Im Widerspruch dazu spricht Marx in den Manuskripten auch von einem „wahrhaft menschlichen und socialen Eigentum“ das durch die Abschaffung des Privateigentums verwirklicht würde. „Der Sinn des Privateigentums - losgelöst von seiner Entfremdung - ist das Dasein der wesentlichen Gegenstände für den Menschen, sowohl als Gegenstand des Genusses wie der Tätigkeit.“ (ök.-phil. Manuskripte 1844, MEGA I.2, S. 434 f) Als Zustand der Entfremdung kann das Eigentum nicht „losgelöst von seiner Entfremdung“ existieren. Der Sinn des Eigentums ist die Trennung des Menschen von seinen Lebensmitteln, nicht deren Dasein für ihn. Marx denkt sich das Ende des Eigentums nur als eine besondere Form des Eigentums.
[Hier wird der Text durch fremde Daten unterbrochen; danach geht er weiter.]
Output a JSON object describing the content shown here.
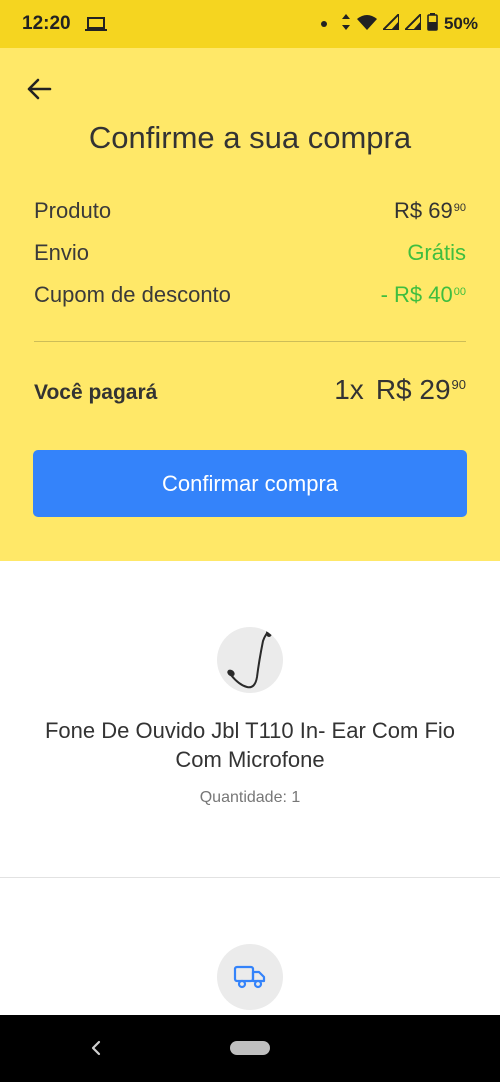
{
  "status_bar": {
    "time": "12:20",
    "battery": "50%",
    "icons": [
      "laptop-icon",
      "dot-icon",
      "data-arrows-icon",
      "wifi-icon",
      "signal-icon",
      "signal-icon",
      "battery-icon"
    ]
  },
  "header": {
    "title": "Confirme a sua compra",
    "back_icon": "arrow-left-icon"
  },
  "summary": {
    "product": {
      "label": "Produto",
      "value_main": "R$ 69",
      "value_cents": "90"
    },
    "shipping": {
      "label": "Envio",
      "value": "Grátis"
    },
    "coupon": {
      "label": "Cupom de desconto",
      "value_main": "- R$ 40",
      "value_cents": "00"
    }
  },
  "total": {
    "label": "Você pagará",
    "installments": "1x",
    "value_main": "R$ 29",
    "value_cents": "90"
  },
  "confirm_button": {
    "label": "Confirmar compra"
  },
  "product": {
    "name": "Fone De Ouvido Jbl T110 In- Ear Com Fio Com Microfone",
    "quantity": "Quantidade: 1"
  },
  "shipping_section": {
    "icon": "truck-icon"
  },
  "colors": {
    "status_bar": "#f5d520",
    "header_bg": "#ffe868",
    "primary_button": "#3483fa",
    "free_green": "#3fbe3f"
  }
}
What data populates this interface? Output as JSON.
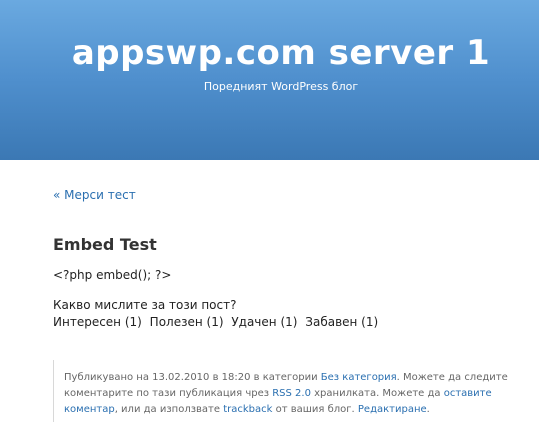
{
  "header": {
    "blog_title": "appswp.com server 1",
    "tagline": "Поредният WordPress блог"
  },
  "navigation": {
    "prev_arrow": "«",
    "prev_link": "Мерси тест"
  },
  "post": {
    "title": "Embed Test",
    "body": "<?php embed(); ?>"
  },
  "poll": {
    "question": "Какво мислите за този пост?",
    "options": [
      "Интересен (1)",
      "Полезен (1)",
      "Удачен (1)",
      "Забавен (1)"
    ]
  },
  "meta": {
    "text1": "Публикувано на 13.02.2010 в 18:20 в категории ",
    "category_link": "Без категория",
    "text2": ". Можете да следите коментарите по тази публикация чрез ",
    "rss_link": "RSS 2.0",
    "text3": " хранилката. Можете да ",
    "leave_comment_link": "оставите коментар",
    "text4": ", или да използвате ",
    "trackback_link": "trackback",
    "text5": " от вашия блог. ",
    "edit_link": "Редактиране",
    "text6": "."
  },
  "colors": {
    "link": "#2a6fb0",
    "header_top": "#6aa9e0",
    "header_bottom": "#3b78b4"
  }
}
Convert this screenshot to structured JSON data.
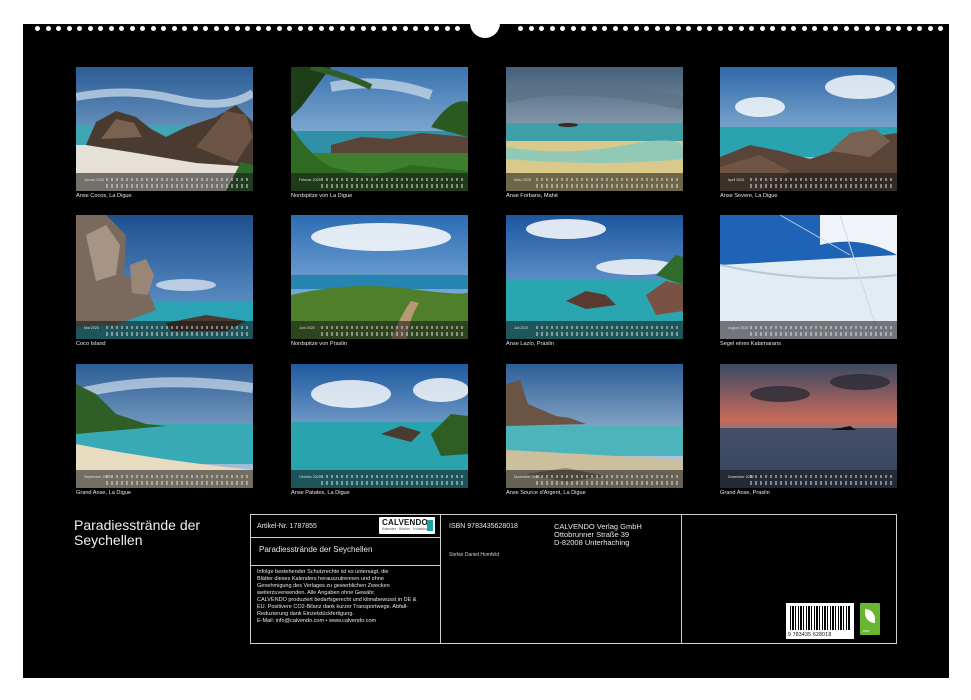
{
  "calendar": {
    "title": "Paradiesstrände der Seychellen"
  },
  "months": [
    {
      "month": "Januar 2025",
      "caption": "Anse Cocos, La Digue"
    },
    {
      "month": "Februar 2025",
      "caption": "Nordspitze von La Digue"
    },
    {
      "month": "März 2025",
      "caption": "Anse Forbans, Mahé"
    },
    {
      "month": "April 2025",
      "caption": "Anse Severe, La Digue"
    },
    {
      "month": "Mai 2025",
      "caption": "Coco Island"
    },
    {
      "month": "Juni 2025",
      "caption": "Nordspitze von Praslin"
    },
    {
      "month": "Juli 2025",
      "caption": "Anse Lazio, Praslin"
    },
    {
      "month": "August 2025",
      "caption": "Segel eines Katamarans"
    },
    {
      "month": "September 2025",
      "caption": "Grand Anse, La Digue"
    },
    {
      "month": "Oktober 2025",
      "caption": "Anse Patates, La Digue"
    },
    {
      "month": "November 2025",
      "caption": "Anse Source d'Argent, La Digue"
    },
    {
      "month": "Dezember 2025",
      "caption": "Grand Anse, Praslin"
    }
  ],
  "info_box": {
    "article_no": "Artikel-Nr. 1787855",
    "product_title": "Paradiesstrände der Seychellen",
    "isbn": "ISBN 9783435628018",
    "author": "Stefan Daniel Homfeld",
    "publisher_lines": [
      "CALVENDO Verlag GmbH",
      "Ottobrunner Straße 39",
      "D-82008 Unterhaching"
    ],
    "legal_text": [
      "Infolge bestehender Schutzrechte ist es untersagt, die",
      "Blätter dieses Kalenders herauszutrennen und ohne",
      "Genehmigung des Verlages zu gewerblichen Zwecken",
      "weiterzuverwenden. Alle Angaben ohne Gewähr.",
      "CALVENDO produziert bedarfsgerecht und klimabewusst in DE &",
      "EU. Positivere CO2-Bilanz dank kurzer Transportwege. Abfall-",
      "Reduzierung dank Einzelstückfertigung.",
      "E-Mail: info@calvendo.com • www.calvendo.com"
    ],
    "logo_name": "CALVENDO",
    "logo_sub": "Kalender · Bücher · Kunstdrucke",
    "barcode_number": "9 783435 628018",
    "eco_label": "eco"
  },
  "colors": {
    "background": "#000000",
    "text": "#e8e8e8",
    "border": "#cfcfcf",
    "logo_accent": "#1aa3a3",
    "eco_green": "#6bb62f"
  }
}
Deshalb wird aus der Abschaffung des Eigentums die Abschaffung des Privateigentums an Produktionsmitteln. „Was den Kommunismus auszeichnet, ist nicht die Abschaffung des Eigentums überhaupt, sondern die Abschaffung des bürgerlichen Eigentums. In diesem Sinne können die Kommunisten ihre Theorien in dem einen Ausdruck: Aufhebung des Privateigentums! zusammenfassen.“ (Kommunistisches Manifest, MEW Bd. 4, S. 475) – „Der Kommunismus nimmt keinem die Macht, sich gesellschaftliche Produkte anzueignen, er nimmt nur die Macht, sich durch diese Aneignung fremde Arbeit zu unterjochen.“ (ebd., S. 477) – „Die kapitalistische Produktions- und Aneignungsweise, daher das kapitalistische Privateigentum, ist die erste Negation des individuellen, auf eigene Arbeit gegründeten Privateigentums. Aber die kapitalistische Produktion erzeugt mit der Notwendigkeit eines Naturprozesses ihre eigene Negation. Es ist Negation der Negation. Diese stellt nicht das Privateigentum wieder her, wohl aber das individuelle Eigentum auf Grundlage der Errungenschaften der kapitalistischen ära, der Kooperation freier Arbeiter und ihrem Gemeingut an der Erde und den durch die Arbeit selbst produzierten Produktionsmitteln.“ (Kapital Bd.I, Frankfurt 1969, S. 705)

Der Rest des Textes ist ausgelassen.